If you have an open mortgage, you can make extra payments without paying a penalty. If you have a closed mortgage, there’s a limit to the extra amount you can pay on the principal amount each year. However, with closed mortgages, your agreement may include prepayment privileges. This allows you to pay more than your regular payments without triggering any prepayment charges.
Your right to information about mortgage prepayment
Your lender may be a federally regulated financial institution. In that case, it must outline prepayment privileges, charges and other key details. You’ll find the information in a single prominently displayed information box in your mortgage agreement.
Your lender must also tell you how they’ll calculate the prepayment charges. They must provide you with a description of the elements they use to calculate the charges. If the calculation is complex, they may provide an example, an illustration or a simplified method to help you estimate the charges.
Additional information about mortgage prepayment
Some lenders have agreed to provide more information on prepayments under a code of conduct. Banks that are members of the Canadian Bankers Association (CBA) have agreed to follow this code.
They’ll provide this additional information to help you understand prepayment and the charge that could apply if you choose to do this. This is so you can make informed decisions. They must do this in a manner, and using language, that is clear, simple and not misleading.
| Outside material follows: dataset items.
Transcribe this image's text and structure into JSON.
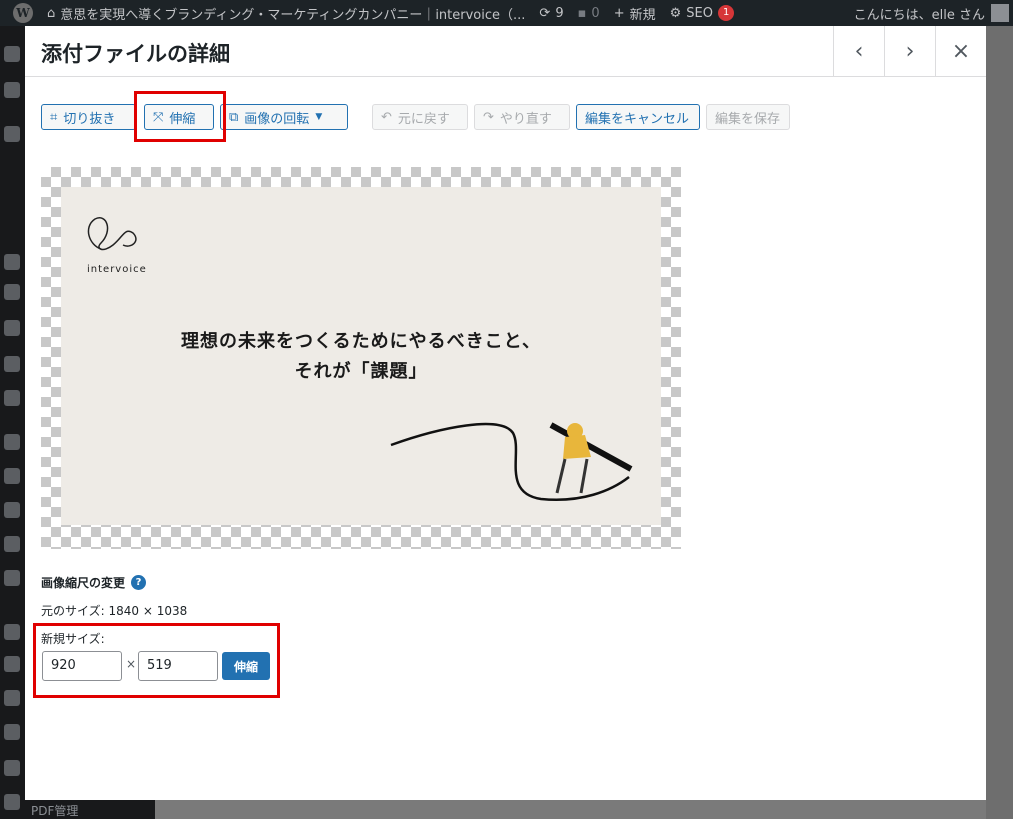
{
  "admin_bar": {
    "site_name": "意思を実現へ導くブランディング・マーケティングカンパニー｜intervoice（...",
    "updates_count": "9",
    "comments_count": "0",
    "new_label": "新規",
    "seo_label": "SEO",
    "seo_badge": "1",
    "greeting": "こんにちは、elle さん"
  },
  "background": {
    "menu_bottom_label": "PDF管理"
  },
  "modal": {
    "title": "添付ファイルの詳細",
    "prev_label": "‹",
    "next_label": "›",
    "close_label": "×"
  },
  "toolbar": {
    "crop": "切り抜き",
    "scale": "伸縮",
    "rotate": "画像の回転",
    "undo": "元に戻す",
    "redo": "やり直す",
    "cancel_edit": "編集をキャンセル",
    "save_edit": "編集を保存"
  },
  "image": {
    "logo_text": "intervoice",
    "headline_line1": "理想の未来をつくるためにやるべきこと、",
    "headline_line2": "それが「課題」"
  },
  "scale_panel": {
    "title": "画像縮尺の変更",
    "help": "?",
    "original_size": "元のサイズ: 1840 × 1038",
    "new_size_label": "新規サイズ:",
    "width": "920",
    "separator": "×",
    "height": "519",
    "apply": "伸縮"
  },
  "colors": {
    "accent": "#2271b1",
    "highlight": "#e00000",
    "illustration_yellow": "#e8b63b"
  }
}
Lenders who follow the code have agreed to provide:
- information on:
- the differences between mortgage types
- ways in which you can prepay without having to pay a prepayment charge with examples
- ways you can avoid a prepayment charge with examples
- how they calculate prepayment charges with examples
- actions that may result in you having to pay a prepayment charge, for example:
- prepaying amounts that are higher than your mortgage agreement allows
- refinancing your mortgage
- transferring your mortgage to another lender
- online financial calculators to estimate a prepayment charge
- a toll-free number for knowledgeable staff who can provide information about mortgage prepayments. This includes information on the prepayment charge that would apply when you call. You can also ask for a written statement with the amount of the charge
- an annual statement, which includes:
- prepayment privileges you can use to pay of your mortgage without having to pay a prepayment charge with examples
- the dollar amount you can prepay each year under the terms of your agreement without having to pay a prepayment charge
- an explanation of how they calculate the prepayment charge with examples
- a description of the factors that could cause the prepayment charge to change
- customized information about the mortgage, valid as of the date the information is produced. This is so you can estimate the prepayment charge
- where you can find their online financial calculator and what information you can use to estimate a charge
- any other amounts you must pay if you prepay your mortgage and how these amounts are calculated
- a toll-free number for knowledgeable staff who can provide information about mortgage prepayments, with examples
- a written statement if a prepayment charge applies and you confirm that you’re repaying the full or part of your mortgage. That statement will include information such as:
- the applicable prepayment charge
- a description of how they calculated it
- the period of time, if any, for which the prepayment charge is valid
- a description of the factors that could cause the charge to change
- any other amounts you’ll have to pay when you prepay your mortgage and how they calculated them
Banks will make this code available:
- at each of their branches in Canada where they offer products or services and at each of their points of service
- on each of their websites through which they offer products or services in Canada
- in writing, upon request
When these rights apply to you
These rights apply when you’re dealing with a federally regulated financial institution like a bank or federal credit union.